Kitt made no bones about the fact that the thing she needed most, after the love of her daughter, was the applause of an audience: I once saw her give everything she had to what was virtually an empty house, at the New Theatre, Oxford, one week-day matinee.

She looked like almost losing her American public after she upset Lady Bird Johnson by speaking her mind about the Vietnam war at a 1968 luncheon at the White House. The CIA described her as "a sad*stic nymphomaniac". America's temporary loss was Britain's gain, with Kitt touring variety clubs in the north of England. At the opposite cultural extreme, she made two extraordinary concert appearances in London with Richard Rodney Bennett, as pianist and arranger, and the Nash Ensemble, singing songs by Kurt Weill, Cole Porter and other American standards.

Kitt's occasional attempts to move with the times - she even dipped into disco funk - had qualified success. In 1984 she was back in the charts with Where Is My Man and I Love Men. She did not need to update herself, and a live recording of a concert she gave with jazz musicians in Wuppertal, Germany, in 1992 shows that she was best given a tight format - never better than in the immaculate arrangements of Henri René and his orchestra in the early days. An album called I'm Still Here came out the same year as the book, and, in 1993, Rollercoaster issued a five-disc compilation representing her entire repertoire to date. Her album Back in Business (1995) made a bid for the universal by dressing up old favourites by Porter, Rodgers and Hart, Duke Ellington and Weill, not to mention Henry Mancini's Moon River, in highly produced, sumptuous jazz arrangements. One of the more straightforward is the classic of the 1930s depression, Brother, Can You Spare a Dime?

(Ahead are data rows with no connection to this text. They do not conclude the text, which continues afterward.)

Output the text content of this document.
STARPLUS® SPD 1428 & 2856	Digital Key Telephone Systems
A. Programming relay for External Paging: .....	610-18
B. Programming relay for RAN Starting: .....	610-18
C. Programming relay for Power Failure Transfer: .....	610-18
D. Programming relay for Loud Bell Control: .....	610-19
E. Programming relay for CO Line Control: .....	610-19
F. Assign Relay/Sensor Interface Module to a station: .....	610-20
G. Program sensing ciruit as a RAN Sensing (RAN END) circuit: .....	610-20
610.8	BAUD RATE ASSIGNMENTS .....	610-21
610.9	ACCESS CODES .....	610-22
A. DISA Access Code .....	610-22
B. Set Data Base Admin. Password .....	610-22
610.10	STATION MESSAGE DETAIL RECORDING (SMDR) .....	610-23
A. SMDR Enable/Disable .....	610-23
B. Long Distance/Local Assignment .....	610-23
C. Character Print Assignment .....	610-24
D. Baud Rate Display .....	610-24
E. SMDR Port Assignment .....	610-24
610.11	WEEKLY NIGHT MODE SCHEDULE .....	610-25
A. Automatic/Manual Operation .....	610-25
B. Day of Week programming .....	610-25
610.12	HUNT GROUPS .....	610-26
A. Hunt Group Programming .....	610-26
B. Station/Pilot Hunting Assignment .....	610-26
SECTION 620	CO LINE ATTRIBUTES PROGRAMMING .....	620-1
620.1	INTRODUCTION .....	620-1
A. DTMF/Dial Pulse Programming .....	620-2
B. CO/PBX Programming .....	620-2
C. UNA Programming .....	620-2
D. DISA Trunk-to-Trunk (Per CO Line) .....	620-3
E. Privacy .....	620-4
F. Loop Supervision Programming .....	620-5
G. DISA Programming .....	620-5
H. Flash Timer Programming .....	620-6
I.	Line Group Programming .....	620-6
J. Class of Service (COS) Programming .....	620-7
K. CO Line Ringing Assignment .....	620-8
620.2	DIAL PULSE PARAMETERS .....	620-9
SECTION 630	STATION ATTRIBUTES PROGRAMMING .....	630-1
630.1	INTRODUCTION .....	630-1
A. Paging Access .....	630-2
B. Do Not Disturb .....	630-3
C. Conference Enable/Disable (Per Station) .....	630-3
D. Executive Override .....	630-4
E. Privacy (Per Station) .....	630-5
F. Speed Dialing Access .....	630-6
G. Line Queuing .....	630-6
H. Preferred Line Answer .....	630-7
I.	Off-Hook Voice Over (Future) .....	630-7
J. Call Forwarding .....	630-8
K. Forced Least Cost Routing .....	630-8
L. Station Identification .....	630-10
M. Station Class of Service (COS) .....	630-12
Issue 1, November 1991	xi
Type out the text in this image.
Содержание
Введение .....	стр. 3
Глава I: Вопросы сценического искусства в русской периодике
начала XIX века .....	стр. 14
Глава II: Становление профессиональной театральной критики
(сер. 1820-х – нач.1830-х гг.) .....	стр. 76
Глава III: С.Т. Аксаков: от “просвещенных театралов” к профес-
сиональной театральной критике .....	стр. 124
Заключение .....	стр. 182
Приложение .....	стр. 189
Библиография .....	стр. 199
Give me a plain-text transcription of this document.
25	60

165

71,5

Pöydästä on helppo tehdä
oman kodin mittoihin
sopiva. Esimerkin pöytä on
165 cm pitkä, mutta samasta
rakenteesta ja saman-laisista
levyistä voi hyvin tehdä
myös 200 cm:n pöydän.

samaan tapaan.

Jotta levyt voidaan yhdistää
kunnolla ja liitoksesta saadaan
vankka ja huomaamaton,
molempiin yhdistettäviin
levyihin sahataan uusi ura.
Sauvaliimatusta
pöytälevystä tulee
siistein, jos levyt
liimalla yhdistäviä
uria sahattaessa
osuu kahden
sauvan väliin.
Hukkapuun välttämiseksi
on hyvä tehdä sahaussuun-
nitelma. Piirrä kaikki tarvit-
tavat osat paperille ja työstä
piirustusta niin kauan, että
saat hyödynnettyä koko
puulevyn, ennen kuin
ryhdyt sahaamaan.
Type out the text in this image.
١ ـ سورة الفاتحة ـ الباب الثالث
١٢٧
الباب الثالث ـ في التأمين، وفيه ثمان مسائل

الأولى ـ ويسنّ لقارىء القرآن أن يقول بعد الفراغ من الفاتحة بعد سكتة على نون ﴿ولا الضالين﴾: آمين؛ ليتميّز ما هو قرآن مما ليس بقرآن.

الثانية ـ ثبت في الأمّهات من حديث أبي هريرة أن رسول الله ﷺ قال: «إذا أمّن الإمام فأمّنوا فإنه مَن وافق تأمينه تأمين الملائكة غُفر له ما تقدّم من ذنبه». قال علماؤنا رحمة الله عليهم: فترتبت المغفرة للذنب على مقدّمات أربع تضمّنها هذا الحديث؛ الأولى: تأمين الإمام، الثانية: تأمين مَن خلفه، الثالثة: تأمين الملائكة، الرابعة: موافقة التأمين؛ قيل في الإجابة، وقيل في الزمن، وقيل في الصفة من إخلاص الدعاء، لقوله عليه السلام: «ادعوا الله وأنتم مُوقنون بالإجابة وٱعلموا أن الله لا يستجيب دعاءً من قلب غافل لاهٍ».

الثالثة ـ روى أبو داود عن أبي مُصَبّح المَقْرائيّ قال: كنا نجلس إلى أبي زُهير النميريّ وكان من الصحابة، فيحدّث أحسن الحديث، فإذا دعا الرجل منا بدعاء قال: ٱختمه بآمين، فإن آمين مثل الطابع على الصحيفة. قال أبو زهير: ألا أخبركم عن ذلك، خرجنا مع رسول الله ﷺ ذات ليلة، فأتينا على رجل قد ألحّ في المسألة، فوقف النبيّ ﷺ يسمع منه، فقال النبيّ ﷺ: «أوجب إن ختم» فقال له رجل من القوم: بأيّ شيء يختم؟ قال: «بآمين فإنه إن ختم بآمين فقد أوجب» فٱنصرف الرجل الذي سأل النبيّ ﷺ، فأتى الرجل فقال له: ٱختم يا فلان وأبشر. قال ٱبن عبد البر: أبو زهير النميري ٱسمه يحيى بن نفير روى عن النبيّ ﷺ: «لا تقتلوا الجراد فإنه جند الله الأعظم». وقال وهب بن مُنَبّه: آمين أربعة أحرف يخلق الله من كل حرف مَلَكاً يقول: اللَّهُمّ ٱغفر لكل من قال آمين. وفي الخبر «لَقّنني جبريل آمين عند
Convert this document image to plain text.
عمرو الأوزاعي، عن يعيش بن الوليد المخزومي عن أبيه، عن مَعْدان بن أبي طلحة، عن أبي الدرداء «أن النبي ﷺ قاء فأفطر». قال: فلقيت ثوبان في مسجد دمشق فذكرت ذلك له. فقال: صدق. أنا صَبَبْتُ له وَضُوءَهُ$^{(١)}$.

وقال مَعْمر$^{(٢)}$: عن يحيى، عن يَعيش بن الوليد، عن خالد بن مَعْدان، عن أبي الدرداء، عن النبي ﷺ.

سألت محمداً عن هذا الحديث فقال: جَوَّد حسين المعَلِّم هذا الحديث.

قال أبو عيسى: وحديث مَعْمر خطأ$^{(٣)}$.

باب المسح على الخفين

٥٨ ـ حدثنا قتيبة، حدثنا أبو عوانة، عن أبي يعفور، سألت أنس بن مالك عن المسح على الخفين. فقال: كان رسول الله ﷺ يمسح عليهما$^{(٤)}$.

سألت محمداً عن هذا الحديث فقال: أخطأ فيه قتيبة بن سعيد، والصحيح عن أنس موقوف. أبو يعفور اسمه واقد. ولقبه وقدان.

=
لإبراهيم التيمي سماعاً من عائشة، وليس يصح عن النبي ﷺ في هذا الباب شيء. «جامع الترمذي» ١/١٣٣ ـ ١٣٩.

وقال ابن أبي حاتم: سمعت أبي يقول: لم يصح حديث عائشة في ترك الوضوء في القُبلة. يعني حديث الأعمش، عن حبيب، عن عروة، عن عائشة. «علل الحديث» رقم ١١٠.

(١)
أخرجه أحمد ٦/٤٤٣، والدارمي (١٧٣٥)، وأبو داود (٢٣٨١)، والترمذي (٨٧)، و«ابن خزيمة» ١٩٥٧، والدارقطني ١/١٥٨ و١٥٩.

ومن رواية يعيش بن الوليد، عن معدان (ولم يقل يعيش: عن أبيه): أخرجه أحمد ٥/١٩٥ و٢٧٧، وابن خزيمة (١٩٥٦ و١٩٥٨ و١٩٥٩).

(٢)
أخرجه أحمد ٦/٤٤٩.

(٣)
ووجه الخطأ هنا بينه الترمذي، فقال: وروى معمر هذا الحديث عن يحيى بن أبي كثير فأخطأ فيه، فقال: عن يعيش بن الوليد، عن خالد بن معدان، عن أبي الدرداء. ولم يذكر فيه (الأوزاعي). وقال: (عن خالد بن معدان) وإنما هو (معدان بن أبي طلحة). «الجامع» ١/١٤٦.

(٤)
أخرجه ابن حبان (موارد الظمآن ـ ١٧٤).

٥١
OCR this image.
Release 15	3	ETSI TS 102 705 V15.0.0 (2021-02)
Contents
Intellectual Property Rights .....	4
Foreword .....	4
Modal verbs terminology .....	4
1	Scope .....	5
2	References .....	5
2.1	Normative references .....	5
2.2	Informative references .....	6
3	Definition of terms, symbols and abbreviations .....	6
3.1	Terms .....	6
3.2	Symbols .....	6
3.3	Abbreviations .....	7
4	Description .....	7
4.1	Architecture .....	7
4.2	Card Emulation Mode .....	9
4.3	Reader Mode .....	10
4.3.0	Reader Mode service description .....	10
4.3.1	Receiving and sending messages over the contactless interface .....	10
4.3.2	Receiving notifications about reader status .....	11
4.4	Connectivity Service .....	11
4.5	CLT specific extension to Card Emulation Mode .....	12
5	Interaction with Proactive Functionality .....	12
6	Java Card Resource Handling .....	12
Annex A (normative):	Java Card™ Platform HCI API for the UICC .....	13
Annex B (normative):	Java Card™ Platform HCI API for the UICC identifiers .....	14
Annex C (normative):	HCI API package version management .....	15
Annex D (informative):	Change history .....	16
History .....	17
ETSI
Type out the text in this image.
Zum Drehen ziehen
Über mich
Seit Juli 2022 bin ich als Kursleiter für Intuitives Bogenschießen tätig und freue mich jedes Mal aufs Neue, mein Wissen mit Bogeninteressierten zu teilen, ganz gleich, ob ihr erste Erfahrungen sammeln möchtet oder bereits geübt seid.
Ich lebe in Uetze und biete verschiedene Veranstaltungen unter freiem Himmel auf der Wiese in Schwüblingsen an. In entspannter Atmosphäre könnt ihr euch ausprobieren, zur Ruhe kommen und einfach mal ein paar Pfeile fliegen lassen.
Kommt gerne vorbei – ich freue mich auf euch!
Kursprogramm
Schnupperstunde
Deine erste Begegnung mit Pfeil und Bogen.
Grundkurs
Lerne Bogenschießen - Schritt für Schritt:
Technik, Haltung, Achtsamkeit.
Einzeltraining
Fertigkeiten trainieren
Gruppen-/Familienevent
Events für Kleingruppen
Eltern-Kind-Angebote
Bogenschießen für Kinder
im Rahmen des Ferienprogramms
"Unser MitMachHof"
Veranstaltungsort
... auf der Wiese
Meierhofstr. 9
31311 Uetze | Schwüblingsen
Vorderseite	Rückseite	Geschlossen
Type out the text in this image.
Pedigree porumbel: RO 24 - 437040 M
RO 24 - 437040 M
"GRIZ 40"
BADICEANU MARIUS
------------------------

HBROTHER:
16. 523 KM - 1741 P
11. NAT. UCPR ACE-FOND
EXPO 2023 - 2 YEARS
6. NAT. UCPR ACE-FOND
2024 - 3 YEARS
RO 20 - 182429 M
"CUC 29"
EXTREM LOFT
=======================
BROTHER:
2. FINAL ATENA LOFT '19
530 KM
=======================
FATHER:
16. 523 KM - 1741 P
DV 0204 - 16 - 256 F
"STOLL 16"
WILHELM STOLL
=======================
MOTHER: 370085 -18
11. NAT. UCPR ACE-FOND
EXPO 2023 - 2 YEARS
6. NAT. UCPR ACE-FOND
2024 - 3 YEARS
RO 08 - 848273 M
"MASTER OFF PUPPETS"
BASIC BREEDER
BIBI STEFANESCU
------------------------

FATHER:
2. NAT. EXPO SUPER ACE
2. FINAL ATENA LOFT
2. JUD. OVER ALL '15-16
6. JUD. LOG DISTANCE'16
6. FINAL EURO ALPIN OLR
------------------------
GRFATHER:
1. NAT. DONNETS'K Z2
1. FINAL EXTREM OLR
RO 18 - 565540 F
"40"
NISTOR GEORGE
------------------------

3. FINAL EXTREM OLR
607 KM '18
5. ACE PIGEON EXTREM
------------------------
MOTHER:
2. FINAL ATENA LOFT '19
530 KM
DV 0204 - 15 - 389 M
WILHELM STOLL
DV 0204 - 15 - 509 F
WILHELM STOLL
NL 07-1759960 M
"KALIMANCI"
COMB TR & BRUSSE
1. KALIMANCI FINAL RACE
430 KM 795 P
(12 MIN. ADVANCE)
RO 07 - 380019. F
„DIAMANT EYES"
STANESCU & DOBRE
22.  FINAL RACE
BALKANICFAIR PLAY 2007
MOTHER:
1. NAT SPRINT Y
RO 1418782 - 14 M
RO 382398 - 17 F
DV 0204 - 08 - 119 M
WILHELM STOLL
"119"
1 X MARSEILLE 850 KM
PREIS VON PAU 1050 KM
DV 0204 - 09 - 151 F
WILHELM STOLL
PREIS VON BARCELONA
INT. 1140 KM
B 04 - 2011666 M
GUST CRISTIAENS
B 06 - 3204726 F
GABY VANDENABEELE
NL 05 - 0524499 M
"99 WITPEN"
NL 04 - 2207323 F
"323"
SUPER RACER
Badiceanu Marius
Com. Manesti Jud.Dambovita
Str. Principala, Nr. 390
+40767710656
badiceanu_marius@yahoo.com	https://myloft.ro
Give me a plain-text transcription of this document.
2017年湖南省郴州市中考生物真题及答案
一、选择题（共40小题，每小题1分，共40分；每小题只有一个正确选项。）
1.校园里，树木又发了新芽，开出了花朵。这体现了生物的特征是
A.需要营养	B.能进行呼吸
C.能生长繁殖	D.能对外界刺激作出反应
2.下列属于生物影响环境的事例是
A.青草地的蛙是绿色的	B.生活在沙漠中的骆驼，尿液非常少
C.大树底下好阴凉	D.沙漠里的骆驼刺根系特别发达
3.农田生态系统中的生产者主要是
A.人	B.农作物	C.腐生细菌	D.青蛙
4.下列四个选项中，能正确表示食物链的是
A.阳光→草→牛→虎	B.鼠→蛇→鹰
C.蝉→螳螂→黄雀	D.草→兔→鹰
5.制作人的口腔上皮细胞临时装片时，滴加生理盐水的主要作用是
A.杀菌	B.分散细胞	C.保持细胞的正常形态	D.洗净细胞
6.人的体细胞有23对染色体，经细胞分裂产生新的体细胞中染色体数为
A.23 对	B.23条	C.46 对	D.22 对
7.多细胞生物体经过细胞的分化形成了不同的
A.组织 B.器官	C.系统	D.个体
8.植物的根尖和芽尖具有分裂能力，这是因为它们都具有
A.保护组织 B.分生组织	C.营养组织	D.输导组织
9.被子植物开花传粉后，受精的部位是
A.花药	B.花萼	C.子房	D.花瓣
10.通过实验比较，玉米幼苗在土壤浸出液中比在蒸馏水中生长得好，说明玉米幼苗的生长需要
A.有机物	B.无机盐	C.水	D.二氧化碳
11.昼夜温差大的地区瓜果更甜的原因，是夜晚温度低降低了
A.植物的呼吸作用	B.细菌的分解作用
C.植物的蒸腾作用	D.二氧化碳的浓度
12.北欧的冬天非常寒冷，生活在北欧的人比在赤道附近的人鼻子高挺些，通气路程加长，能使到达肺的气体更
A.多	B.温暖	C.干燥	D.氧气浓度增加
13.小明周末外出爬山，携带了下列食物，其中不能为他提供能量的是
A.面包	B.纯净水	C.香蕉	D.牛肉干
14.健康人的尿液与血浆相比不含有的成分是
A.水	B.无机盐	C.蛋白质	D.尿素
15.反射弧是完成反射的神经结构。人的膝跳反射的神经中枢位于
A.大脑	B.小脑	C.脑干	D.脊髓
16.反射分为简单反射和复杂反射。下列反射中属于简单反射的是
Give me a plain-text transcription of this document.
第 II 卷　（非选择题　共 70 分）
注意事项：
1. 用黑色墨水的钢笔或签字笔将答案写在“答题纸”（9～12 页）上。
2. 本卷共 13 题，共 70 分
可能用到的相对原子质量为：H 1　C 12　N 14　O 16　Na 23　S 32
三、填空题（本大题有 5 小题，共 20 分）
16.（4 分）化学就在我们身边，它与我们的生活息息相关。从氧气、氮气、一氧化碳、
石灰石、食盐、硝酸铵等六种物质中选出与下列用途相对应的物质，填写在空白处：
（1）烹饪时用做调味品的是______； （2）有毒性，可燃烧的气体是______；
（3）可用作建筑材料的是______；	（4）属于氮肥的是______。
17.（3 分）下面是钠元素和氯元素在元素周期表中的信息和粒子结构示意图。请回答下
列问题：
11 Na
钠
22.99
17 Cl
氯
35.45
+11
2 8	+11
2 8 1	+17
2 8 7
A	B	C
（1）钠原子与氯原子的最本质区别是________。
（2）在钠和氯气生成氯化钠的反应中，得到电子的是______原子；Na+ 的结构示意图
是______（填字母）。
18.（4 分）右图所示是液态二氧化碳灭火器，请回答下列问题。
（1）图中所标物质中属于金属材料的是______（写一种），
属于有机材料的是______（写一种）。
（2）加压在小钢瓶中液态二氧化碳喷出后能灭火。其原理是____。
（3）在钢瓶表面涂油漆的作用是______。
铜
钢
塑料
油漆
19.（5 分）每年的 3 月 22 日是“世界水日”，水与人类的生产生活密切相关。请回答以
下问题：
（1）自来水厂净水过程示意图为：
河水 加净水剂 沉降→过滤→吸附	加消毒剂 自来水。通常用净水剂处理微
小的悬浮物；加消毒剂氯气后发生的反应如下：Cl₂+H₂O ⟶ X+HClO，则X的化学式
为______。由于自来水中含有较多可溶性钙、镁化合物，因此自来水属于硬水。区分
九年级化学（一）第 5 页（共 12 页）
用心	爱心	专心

With the defiance that never left her, Kitt rings true with raw anger.

In 2000 she provided the voice of Yzma for the Disney animation The Emperor's New Groove, and was undeterred by the diagnosis of her cancer in 2006. The Guardian found her a "staggeringly vivacious performer" at the Shaw Theatre, London, in 2007, where she told her audience, "I may be 80, but I'm still burning," and her performance at the Cheltenham jazz festival last April was captured on DVD. Her final concert performance came in October, with the Virginia Symphony Orchestra, after which she contributed to a TV special to be shown on the American network PBS in February.

She is survived by her daughter and grandchildren.

Obituary: Eartha Kitt (2024)

References

Top Articles
Latest Posts
Article information

Author: Msgr. Benton Quitzon

Last Updated:

Views: 6327

Rating: 4.2 / 5 (43 voted)

Reviews: 82% of readers found this page helpful

Author information

Name: Msgr. Benton Quitzon

Birthday: 2001-08-13

Address: 96487 Kris Cliff, Teresiafurt, WI 95201

Phone: +9418513585781

Job: Senior Designer

Hobby: Calligraphy, Rowing, Vacation, Geocaching, Web surfing, Electronics, Electronics

Introduction: My name is Msgr. Benton Quitzon, I am a comfortable, charming, thankful, happy, adventurous, handsome, precious person who loves writing and wants to share my knowledge and understanding with you.